Andy Burnham, the former Culture, Media and Sport secretary, won prolonged applause when he told the annual Supporters Summit: "No Premier League football is worth £60. It's not that good. It's greed that makes a ticket cost that much. It shouldn't be the case that players are being paid what they are so supporters have to pay that much for a ticket. The message has got to go back that there needs to be some fairness here. It's time for the players, the clubs and everybody to think a bit more about those supporters."

Burnham described the formation of the Premier League in 1992 as "the moment when power was given way" and earned more applause by calling on the Football Association to assert their authority. "I don't want a government regulator, it's not the right answer, I want the FA to be the body that runs the game," he said. "If we carry on as we are, the FA will drift into irrelevance."

As an Everton supporter, he also criticised the loss of "competitive balance" in the League, claiming that young supporters of former champions like Everton, Aston Villa and Leeds could not realistically expect ever to see their team win the League again. After asking for recommendations from fans to be included in the next Labour Party general election manifesto, he suggested two things that football needed: more supporters' ownership of clubs and an independent regulator backed by a royal charter. "If you let the big and powerful run the sport, it will benefit the big and powerful," he said.

Sitting next to Burnham on the top table, the outgoing FA chairman David Bernstein warned his successor, Greg Dyke, that he will need to rein in the Premier League to redress the sport's balance of power. Bernstein steps down in three weeks admitting that he has not been able to achieve as many changes as he wanted in the way the FA are run, with greater independence from the professional game.

"The big issue is the strength of the Premier League," he said. "It's a great product but its success has got out of balance.
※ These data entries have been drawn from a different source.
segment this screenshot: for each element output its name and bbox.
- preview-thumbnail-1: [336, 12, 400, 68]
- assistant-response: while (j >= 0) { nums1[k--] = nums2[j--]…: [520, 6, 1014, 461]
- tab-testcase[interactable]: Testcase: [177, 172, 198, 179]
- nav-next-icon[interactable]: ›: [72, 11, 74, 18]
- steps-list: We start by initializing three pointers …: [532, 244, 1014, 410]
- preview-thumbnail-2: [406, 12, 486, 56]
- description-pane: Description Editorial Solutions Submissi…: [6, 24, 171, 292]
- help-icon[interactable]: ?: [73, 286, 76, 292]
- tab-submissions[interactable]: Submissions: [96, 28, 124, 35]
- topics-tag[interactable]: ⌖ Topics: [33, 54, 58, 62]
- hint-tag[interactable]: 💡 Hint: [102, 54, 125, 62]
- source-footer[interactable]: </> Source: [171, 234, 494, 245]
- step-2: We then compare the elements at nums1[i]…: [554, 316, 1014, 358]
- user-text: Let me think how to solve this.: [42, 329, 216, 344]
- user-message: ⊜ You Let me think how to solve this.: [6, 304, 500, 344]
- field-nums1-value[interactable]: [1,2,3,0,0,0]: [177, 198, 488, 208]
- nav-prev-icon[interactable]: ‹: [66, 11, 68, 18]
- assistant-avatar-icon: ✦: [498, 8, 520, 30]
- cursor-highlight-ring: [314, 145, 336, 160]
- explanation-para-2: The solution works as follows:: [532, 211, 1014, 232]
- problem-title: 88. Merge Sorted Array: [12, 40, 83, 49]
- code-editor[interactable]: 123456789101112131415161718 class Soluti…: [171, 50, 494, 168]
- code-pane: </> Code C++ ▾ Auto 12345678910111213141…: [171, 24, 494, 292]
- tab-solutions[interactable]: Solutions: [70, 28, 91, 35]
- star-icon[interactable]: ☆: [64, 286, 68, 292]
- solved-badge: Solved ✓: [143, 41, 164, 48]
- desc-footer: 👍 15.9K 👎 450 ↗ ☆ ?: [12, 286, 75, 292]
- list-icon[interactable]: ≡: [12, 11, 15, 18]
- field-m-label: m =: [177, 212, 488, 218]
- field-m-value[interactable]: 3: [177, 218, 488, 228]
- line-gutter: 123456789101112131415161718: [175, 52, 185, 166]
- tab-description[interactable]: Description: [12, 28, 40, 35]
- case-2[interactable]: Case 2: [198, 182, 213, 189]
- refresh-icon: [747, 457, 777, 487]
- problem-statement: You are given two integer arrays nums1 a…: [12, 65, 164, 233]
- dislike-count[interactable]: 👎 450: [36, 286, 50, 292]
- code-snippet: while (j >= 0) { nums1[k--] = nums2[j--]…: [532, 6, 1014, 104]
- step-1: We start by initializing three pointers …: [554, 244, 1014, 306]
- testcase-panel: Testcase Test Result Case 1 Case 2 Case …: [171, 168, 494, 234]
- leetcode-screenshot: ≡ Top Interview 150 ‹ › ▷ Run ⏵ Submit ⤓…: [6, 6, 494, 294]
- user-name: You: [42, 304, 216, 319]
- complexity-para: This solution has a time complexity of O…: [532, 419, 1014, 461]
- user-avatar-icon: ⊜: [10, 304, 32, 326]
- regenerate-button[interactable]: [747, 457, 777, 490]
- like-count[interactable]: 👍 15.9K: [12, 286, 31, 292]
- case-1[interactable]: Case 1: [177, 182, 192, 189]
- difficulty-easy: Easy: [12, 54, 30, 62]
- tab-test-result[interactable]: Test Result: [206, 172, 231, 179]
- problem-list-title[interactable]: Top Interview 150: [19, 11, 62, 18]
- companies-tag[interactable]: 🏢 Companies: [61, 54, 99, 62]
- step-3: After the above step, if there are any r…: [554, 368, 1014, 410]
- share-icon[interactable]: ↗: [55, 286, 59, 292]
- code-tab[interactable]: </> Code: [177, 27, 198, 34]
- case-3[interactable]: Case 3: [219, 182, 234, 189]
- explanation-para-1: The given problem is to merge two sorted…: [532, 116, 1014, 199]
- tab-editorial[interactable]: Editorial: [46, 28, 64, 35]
We need a strong independent FA to balance that. I hope Greg Dyke and others take that and move the issue on. Whether we can get that voluntarily or not is an open issue."

Many of the delegates present yesterday at the summit held by the Football Supporters Federation and Supporters Direct had been at the demonstration about ticket prices in London last Wednesday, when representatives held discussions with Premier League representatives. Kevin Miles, the FSF chief executive, said yesterday: "They were prepared to listen, with a degree of sympathy. I think they're concerned about the level of away fans attendances, which have gone down by 10 per cent. But they made the point that they don't set the prices, the clubs do."
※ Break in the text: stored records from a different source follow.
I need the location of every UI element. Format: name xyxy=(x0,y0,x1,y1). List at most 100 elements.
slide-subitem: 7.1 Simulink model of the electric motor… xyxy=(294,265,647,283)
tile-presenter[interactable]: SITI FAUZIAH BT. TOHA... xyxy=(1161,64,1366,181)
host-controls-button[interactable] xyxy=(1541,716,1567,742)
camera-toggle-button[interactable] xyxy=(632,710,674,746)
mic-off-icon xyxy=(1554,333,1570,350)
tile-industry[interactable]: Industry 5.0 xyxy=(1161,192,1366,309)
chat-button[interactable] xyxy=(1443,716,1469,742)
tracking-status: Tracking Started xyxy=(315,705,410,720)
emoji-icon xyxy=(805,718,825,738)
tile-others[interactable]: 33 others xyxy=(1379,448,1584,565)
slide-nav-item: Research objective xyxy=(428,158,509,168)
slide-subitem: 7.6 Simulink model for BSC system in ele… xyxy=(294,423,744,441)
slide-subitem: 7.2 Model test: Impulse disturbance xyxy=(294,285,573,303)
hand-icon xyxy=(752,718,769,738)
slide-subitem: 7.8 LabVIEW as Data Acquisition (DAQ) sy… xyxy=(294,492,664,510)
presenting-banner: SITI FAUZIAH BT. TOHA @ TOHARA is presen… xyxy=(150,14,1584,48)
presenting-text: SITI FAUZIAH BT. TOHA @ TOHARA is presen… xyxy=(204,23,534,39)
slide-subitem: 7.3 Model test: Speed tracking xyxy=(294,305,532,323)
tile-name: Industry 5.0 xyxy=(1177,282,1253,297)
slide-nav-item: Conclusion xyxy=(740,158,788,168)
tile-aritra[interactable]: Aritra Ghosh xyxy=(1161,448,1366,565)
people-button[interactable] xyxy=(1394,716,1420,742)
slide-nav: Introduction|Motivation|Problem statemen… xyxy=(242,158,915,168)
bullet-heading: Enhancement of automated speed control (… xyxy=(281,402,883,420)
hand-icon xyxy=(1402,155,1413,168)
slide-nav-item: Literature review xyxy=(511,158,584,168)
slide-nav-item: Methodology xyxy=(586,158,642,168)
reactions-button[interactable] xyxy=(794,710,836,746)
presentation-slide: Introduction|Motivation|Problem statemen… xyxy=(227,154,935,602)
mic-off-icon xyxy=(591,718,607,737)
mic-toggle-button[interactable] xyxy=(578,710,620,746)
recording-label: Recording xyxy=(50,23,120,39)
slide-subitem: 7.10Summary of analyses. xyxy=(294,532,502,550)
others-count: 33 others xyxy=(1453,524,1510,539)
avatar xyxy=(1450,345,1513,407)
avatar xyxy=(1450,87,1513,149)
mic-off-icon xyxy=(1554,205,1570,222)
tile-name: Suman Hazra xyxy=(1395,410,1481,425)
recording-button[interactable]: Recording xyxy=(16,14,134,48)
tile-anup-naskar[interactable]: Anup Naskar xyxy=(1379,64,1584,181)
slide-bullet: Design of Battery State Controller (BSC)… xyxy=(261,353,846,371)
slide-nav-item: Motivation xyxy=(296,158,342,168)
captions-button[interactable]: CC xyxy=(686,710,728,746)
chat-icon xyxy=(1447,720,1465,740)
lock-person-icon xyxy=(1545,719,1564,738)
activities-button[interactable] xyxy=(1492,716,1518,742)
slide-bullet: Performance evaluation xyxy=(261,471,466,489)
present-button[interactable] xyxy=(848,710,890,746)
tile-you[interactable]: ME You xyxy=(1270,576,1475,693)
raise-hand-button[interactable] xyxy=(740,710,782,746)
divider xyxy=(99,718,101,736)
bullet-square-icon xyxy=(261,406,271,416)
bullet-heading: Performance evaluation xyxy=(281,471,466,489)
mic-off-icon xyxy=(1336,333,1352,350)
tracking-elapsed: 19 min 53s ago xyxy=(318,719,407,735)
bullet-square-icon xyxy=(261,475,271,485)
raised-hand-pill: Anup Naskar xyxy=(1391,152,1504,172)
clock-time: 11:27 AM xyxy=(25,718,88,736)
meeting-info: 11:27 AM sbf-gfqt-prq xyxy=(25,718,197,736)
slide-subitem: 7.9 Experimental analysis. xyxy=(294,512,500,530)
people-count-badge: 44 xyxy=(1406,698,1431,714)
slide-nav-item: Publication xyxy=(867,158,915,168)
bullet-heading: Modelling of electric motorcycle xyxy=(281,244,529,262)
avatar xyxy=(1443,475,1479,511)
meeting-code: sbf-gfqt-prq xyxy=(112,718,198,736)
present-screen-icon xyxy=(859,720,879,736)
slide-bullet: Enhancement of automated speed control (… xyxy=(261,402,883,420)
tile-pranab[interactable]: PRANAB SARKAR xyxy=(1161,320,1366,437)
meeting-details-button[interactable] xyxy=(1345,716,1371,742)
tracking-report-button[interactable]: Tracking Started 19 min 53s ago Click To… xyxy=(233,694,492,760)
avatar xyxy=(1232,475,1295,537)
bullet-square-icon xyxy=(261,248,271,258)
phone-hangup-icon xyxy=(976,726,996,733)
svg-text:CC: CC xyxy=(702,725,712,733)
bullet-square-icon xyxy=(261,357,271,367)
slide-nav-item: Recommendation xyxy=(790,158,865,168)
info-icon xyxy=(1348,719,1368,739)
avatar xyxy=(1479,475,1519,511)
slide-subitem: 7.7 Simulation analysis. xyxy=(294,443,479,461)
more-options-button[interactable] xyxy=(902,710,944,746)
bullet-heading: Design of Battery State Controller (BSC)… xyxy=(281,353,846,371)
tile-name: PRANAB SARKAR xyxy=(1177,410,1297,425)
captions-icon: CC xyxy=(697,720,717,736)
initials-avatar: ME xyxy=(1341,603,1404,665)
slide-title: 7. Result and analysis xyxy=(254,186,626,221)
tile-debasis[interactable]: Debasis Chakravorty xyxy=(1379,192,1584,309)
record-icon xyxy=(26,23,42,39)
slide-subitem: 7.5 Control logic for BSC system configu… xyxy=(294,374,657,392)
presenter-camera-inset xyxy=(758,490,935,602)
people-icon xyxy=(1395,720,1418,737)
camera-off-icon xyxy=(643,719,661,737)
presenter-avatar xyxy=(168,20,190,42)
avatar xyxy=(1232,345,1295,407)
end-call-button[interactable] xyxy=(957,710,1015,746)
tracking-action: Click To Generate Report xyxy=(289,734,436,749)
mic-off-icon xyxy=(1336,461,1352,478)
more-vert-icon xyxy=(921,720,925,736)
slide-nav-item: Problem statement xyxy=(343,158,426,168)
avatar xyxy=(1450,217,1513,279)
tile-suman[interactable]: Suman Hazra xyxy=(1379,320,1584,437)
Later yesterday, the chief executives of Aston Villa and Peterborough United backed the FSF's campaign for so-called safe standing by calling for small-scale trials. Villa's Paul Faulkner, who has already offered to stage one such trial based on the "rail seats" used with great success in Germany, said: "It may not work and people may not want it but let's have a grown-up and sensible debate about it."

Six Premier League clubs, including the three newly promoted ones, are known to be in favour and the FSF believes support will grow. Unlike the old-fashioned terraces, which were replaced by seating after 96 fans died at Hillsborough, Sheffield Wednesday's ground, in 1989, the modern system of "rail seats" comprises a continuous rail along each row to prevent crowd surging, with seats attached that can be either used or folded away according to the type of match.

Campaigners say a survey last year showed nine out of 10 supporters back the choice to sit or stand. Many stand anyway in seated areas, although stewards are supposed to make them sit down and clubs like Manchester United have had their ticket allocation reduced at some away games because of persistent standing. But the government, the Premier League and the Hillsborough Support Group remain opposed.

* The Premier League are to take legal action to make internet service providers block a website which streams live matches.

The governing body, which agreed a new worldwide TV deal worth about £5.5 billion over three years, is in the process of requesting a court order which would force ISPs to ban their customers from accessing www.FirstRow1.eu, a website based in Sweden.